Reuters reported that NHTSA opened a defect investigation into 179,071 model year 2022 Tesla Model 3 vehicles over concerns that emergency door release controls may not be easily accessible or clearly identifiable. Reuters also reported the agency opened the investigation on December 23, 2025 after a defect petition alleged the mechanical door release is hidden, unlabeled, and not intuitive in an emergency. That reporting is here: Reuters on the Model 3 emergency door release investigation.
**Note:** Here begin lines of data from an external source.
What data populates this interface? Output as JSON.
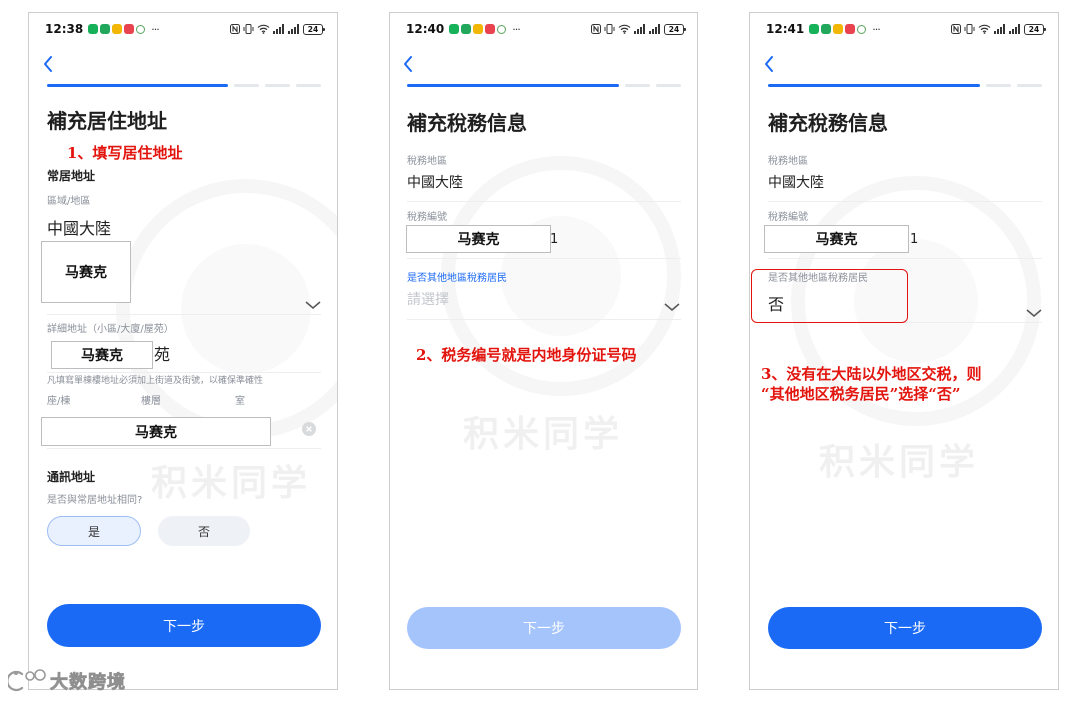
{
  "colors": {
    "primary": "#1b6af5",
    "primary_disabled": "#a4c4fb",
    "annotation_red": "#e3140d"
  },
  "status_bar": {
    "notification_icons": [
      {
        "name": "notification-green-icon",
        "color": "#17b15a"
      },
      {
        "name": "notification-green-icon",
        "color": "#21a85c"
      },
      {
        "name": "notification-yellow-icon",
        "color": "#f2b705"
      },
      {
        "name": "notification-red-icon",
        "color": "#e8434f"
      },
      {
        "name": "notification-outline-icon",
        "color": "#58a65c",
        "outline": true
      }
    ],
    "system_icons": [
      "nfc-icon",
      "vibrate-icon",
      "wifi-icon",
      "signal-icon",
      "signal-icon",
      "battery-icon"
    ]
  },
  "watermark": "积米同学",
  "corner_watermark": "大数跨境",
  "screens": [
    {
      "status": {
        "time": "12:38",
        "more": "···",
        "battery": "24"
      },
      "progress": {
        "completed": 6,
        "total": 9
      },
      "title": "補充居住地址",
      "annotation": "1、填写居住地址",
      "residence_heading": "常居地址",
      "region_label": "區域/地區",
      "region_value": "中國大陸",
      "district_mosaic": "马赛克",
      "detail_label": "詳細地址（小區/大廈/屋苑）",
      "detail_mosaic": "马赛克",
      "detail_suffix": "苑",
      "detail_hint": "凡填寫單棟樓地址必須加上街道及街號，以確保準確性",
      "unit_labels": {
        "block": "座/棟",
        "floor": "樓層",
        "room": "室"
      },
      "unit_mosaic": "马赛克",
      "mailing_heading": "通訊地址",
      "same_question": "是否與常居地址相同?",
      "options": {
        "yes": "是",
        "no": "否",
        "selected": "是"
      },
      "next_label": "下一步",
      "next_enabled": true
    },
    {
      "status": {
        "time": "12:40",
        "more": "···",
        "battery": "24"
      },
      "progress": {
        "completed": 7,
        "total": 9
      },
      "title": "補充稅務信息",
      "tax_region_label": "稅務地區",
      "tax_region_value": "中國大陸",
      "tax_id_label": "稅務編號",
      "tax_id_mosaic": "马赛克",
      "tax_id_suffix": "1",
      "other_resident_label": "是否其他地區稅務居民",
      "other_resident_placeholder": "請選擇",
      "annotation": "2、税务编号就是内地身份证号码",
      "next_label": "下一步",
      "next_enabled": false
    },
    {
      "status": {
        "time": "12:41",
        "more": "···",
        "battery": "24"
      },
      "progress": {
        "completed": 7,
        "total": 9
      },
      "title": "補充稅務信息",
      "tax_region_label": "稅務地區",
      "tax_region_value": "中國大陸",
      "tax_id_label": "稅務編號",
      "tax_id_mosaic": "马赛克",
      "tax_id_suffix": "1",
      "other_resident_label": "是否其他地區稅務居民",
      "other_resident_value": "否",
      "annotation_lines": [
        "3、没有在大陆以外地区交税，则",
        "“其他地区税务居民”选择“否”"
      ],
      "next_label": "下一步",
      "next_enabled": true
    }
  ]
}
Photo by Eyosias G on Unsplash
Now lawmakers are circling the same issue with a House bill listed as the “SAFE Exit Act” in a House Energy & Commerce subcommittee hearing notice titled “Locked In: The Dangers of Automotive Technology Failures.” You can see the bill name on the hearing materials at House Energy & Commerce Democrats’ hearing page.
What the Tesla Door Release Bill Would Put on the Table
Even without bill text in front of you, the direction is clear: make emergency exits easier to find and easier to use when power or electronics fail.
That sits next to an existing federal baseline. U.S. rules already cover door locks and door retention components under Federal Motor Vehicle Safety Standard 206, published in the CFR as 49 CFR 571.206. The argument lawmakers are pushing is that modern tech choices can still produce real-world “locked in” scenarios, even when a vehicle checks compliance boxes.
The bigger point for readers is simple. EVs and modern cars lean harder on electronics for doors, and “manual backup” only works if humans can find it fast, under stress, without knowing the car.
My Verdict
Don’t wait for Congress to save you. Learn your own car.
Find the manual door release on your vehicle now, in daylight, with no pressure. Do it for the front seats and the rear seats. Teach the people you actually carry. If you drive rideshare, do it twice.
Bills and investigations take time. Your next crash won’t.